Entendamos, la mentalidad de cada persona fue producto de la construcción que hizo de su vida.
Cada mentalidad tiene formas, caminos, comportamientos, sentirse, inclinaciones o maneras de pensar que ha construido e incorporado a lo largo de su vida.
Entienda si usted vivió toda la vida en el sistema del este mundo, entonces tiene una mentalidad de sistema, una mente de esclavitud.
Simple.
No basta, con participar de reuniones o hablar de Reino.
Es necesario, MORIR.
Sólo muriendo podemos vivir a través de lo que nos enseña, instruye y establece el Espíritu de Dios.
Morir, es tomar la decisión de que nos ciña otro, y eso sucede a través del arrepentimiento genuino que no es más que la muerte y sepultura a Adán, el viejo hombre y su naturaleza caída.
Sólo muriendo al Yo y a todo lo aprendido, puedo pararme en la MENTE DE CRISTO, porque ya no ando en mi mente, ya no ando por lo que dice mi cabeza sino que obedezco a la única cabeza de la Iglesia del Espíritu: Cristo.
En la mente de Cristo está escondida la voluntad de Dios Padre.
Nueva Traducción Viviente
1ª Corintios 2:12-16
Y nosotros hemos recibido el Espíritu de Dios (no el espíritu del mundo), de manera que podemos conocer las cosas maravillosas que Dios nos ha regalado.
Les decimos estas cosas sin emplear palabras que provienen de la sabiduría humana. En cambio, hablamos con palabras que el Espíritu nos da, usamos las palabras del Espíritu para explicar las verdades espirituales.

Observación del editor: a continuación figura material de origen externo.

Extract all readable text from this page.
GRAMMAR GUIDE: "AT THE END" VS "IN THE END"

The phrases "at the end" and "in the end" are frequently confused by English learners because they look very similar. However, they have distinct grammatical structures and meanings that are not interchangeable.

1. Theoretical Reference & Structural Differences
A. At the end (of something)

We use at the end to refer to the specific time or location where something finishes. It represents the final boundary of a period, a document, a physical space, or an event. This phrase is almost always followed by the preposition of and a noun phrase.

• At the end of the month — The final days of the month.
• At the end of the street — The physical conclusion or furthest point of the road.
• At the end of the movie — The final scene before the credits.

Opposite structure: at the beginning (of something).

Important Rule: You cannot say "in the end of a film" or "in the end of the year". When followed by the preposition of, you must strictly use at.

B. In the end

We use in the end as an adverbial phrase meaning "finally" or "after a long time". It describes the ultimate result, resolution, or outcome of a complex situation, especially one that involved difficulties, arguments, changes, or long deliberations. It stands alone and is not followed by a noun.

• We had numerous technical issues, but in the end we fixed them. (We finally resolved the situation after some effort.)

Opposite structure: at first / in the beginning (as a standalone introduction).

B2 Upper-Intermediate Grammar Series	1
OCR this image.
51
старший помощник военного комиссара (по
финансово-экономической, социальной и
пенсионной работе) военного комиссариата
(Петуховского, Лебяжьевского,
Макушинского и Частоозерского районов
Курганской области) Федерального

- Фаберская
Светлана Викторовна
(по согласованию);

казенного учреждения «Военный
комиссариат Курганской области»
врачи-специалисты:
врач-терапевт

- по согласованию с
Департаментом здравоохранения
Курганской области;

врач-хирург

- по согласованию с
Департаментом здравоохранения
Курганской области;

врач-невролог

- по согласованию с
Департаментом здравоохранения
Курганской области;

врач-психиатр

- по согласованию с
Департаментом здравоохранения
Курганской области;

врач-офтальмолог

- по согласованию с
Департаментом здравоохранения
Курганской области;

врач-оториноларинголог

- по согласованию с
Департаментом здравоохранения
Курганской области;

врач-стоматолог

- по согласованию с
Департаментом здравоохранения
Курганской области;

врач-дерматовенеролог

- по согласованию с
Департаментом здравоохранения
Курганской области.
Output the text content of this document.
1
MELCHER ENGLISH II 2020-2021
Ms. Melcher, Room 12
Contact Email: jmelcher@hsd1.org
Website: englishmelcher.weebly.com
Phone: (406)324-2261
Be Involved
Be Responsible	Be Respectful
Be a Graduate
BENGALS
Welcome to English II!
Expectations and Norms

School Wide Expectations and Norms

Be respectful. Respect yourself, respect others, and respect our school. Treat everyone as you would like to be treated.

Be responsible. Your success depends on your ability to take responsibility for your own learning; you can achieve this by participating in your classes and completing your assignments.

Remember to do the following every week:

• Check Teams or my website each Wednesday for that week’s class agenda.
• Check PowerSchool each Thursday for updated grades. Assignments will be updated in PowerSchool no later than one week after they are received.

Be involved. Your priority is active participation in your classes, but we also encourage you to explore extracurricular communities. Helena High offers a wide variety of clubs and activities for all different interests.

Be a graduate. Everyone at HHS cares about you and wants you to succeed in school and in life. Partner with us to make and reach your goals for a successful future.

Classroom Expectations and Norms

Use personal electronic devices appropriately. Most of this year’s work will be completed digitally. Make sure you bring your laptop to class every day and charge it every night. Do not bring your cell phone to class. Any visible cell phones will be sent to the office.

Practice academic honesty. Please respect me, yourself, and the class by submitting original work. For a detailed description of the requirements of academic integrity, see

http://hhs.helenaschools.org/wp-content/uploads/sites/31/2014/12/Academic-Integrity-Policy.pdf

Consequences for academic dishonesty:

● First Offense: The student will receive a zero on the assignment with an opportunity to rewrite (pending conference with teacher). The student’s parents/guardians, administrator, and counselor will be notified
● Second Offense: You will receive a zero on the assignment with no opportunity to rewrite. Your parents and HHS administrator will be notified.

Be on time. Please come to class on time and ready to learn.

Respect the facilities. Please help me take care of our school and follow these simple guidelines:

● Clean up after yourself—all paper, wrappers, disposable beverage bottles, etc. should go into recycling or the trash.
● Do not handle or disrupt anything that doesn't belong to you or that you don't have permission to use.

Pero los que no son espirituales no pueden recibir esas verdades de parte del Espíritu de Dios. Todo les suena ridículo y no pueden entenderlo, porque sólo los que son espirituales pueden entender lo que el Espíritu quiere decir. Los que son espirituales pueden evaluar todas las cosas, pero ellos mismos no pueden ser evaluados por otros.
Pues, «¿Quién puede conocer los pensamientos del SEÑOR? ¿Quién sabe lo suficiente para enseñarle a él? Pero nosotros entendemos estas cosas porque tenemos la mente de Cristo.